If PostgreSQL were to restart S2's entire DELETE statement from the beginning with a new snapshot, it would behave the same as SQL Server. The PostgreSQL community has not chosen to do that for performance reasons. In this simple case you would never notice the difference in performance, but if you were ten million rows into a DELETE when you got blocked, you certainly would. There's trade-off here where PostgreSQL has chosen performance, since the faster version still complies with the requirements of the standard.

S2-2 runs, reports a unique key constraint violation

Of course, the row already exists. This is the least surprising part of the picture.

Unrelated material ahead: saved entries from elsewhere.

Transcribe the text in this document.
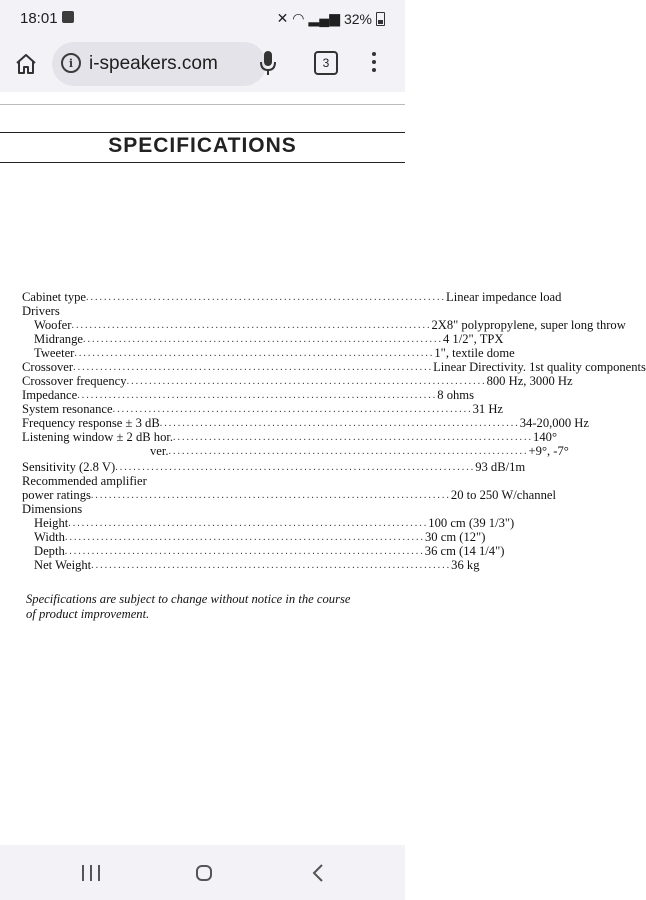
18:01	✕ ◠ ▂▄▆ 32%
i i-speakers.com	3
SPECIFICATIONS
Cabinet type ................................................................................ Linear impedance load
Drivers
Woofer ................................................................................ 2X8" polypropylene, super long throw
Midrange ................................................................................ 4 1/2", TPX
Tweeter ................................................................................ 1", textile dome
Crossover ................................................................................ Linear Directivity. 1st quality components
Crossover frequency ................................................................................ 800 Hz, 3000 Hz
Impedance ................................................................................ 8 ohms
System resonance ................................................................................ 31 Hz
Frequency response ± 3 dB ................................................................................ 34-20,000 Hz
Listening window ± 2 dB hor. ................................................................................ 140°
ver. ................................................................................ +9°, -7°
Sensitivity (2.8 V) ................................................................................ 93 dB/1m
Recommended amplifier
power ratings ................................................................................ 20 to 250 W/channel
Dimensions
Height ................................................................................ 100 cm (39 1/3")
Width ................................................................................ 30 cm (12")
Depth ................................................................................ 36 cm (14 1/4")
Net Weight ................................................................................ 36 kg
Specifications are subject to change without notice in the course of product improvement.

While there is some surprising behavior here, everything is in conformance with the SQL standard and within bounds of what is "implementation-specific" according to the standard. It certainly can be surprising if you are assuming that some other implementation's behavior will be present in all implementations, but PostgreSQL tries very hard to avoid serialization failures in the READ COMMITTED isolation level, and allows some behaviors that differ from other products in order to achieve that.

Now, personally I'm not a big fan of the READ COMMITTED transaction isolation level in any product's implementation. They all allow race conditions to create surprising behaviors from a transactional point of view. Once someone becomes accustomed to the weird behaviors allowed by one product, they tend to consider that "normal" and the trade-offs chosen by another product odd. But every product has to make some sort of trade-off for any mode not actually implemented as SERIALIZABLE. Where PostgreSQL developers have chosen to draw the line in READ COMMITTED is to minimizing blocking (reads don't block writes and writes don't block reads) and to minimize the chance of serialization failures.

The standard requires that SERIALIZABLE transactions be the default, but most products don't do that because it causes a performance hit over the more lax transaction isolation levels. Some products don't even provide truly serializable transactions when SERIALIZABLE is chosen -- most notably Oracle and versions of PostgreSQL prior to 9.1. But using truly SERIALIZABLE transactions is the only way to avoid surprising effects from race conditions, and SERIALIZABLE transactions always must either block to avoid the race conditions or roll back some transactions to avoid a developing race condition. The most common implementation of SERIALIZABLE transactions is Strict Two-Phase Locking (S2PL) which has both blocking and serialization failures (in the form of deadlocks).

Full disclosure: I worked with Dan Ports of MIT to add truly serializable transactions to PostgreSQL version 9.1 using a new technique called Serializable Snapshot Isolation.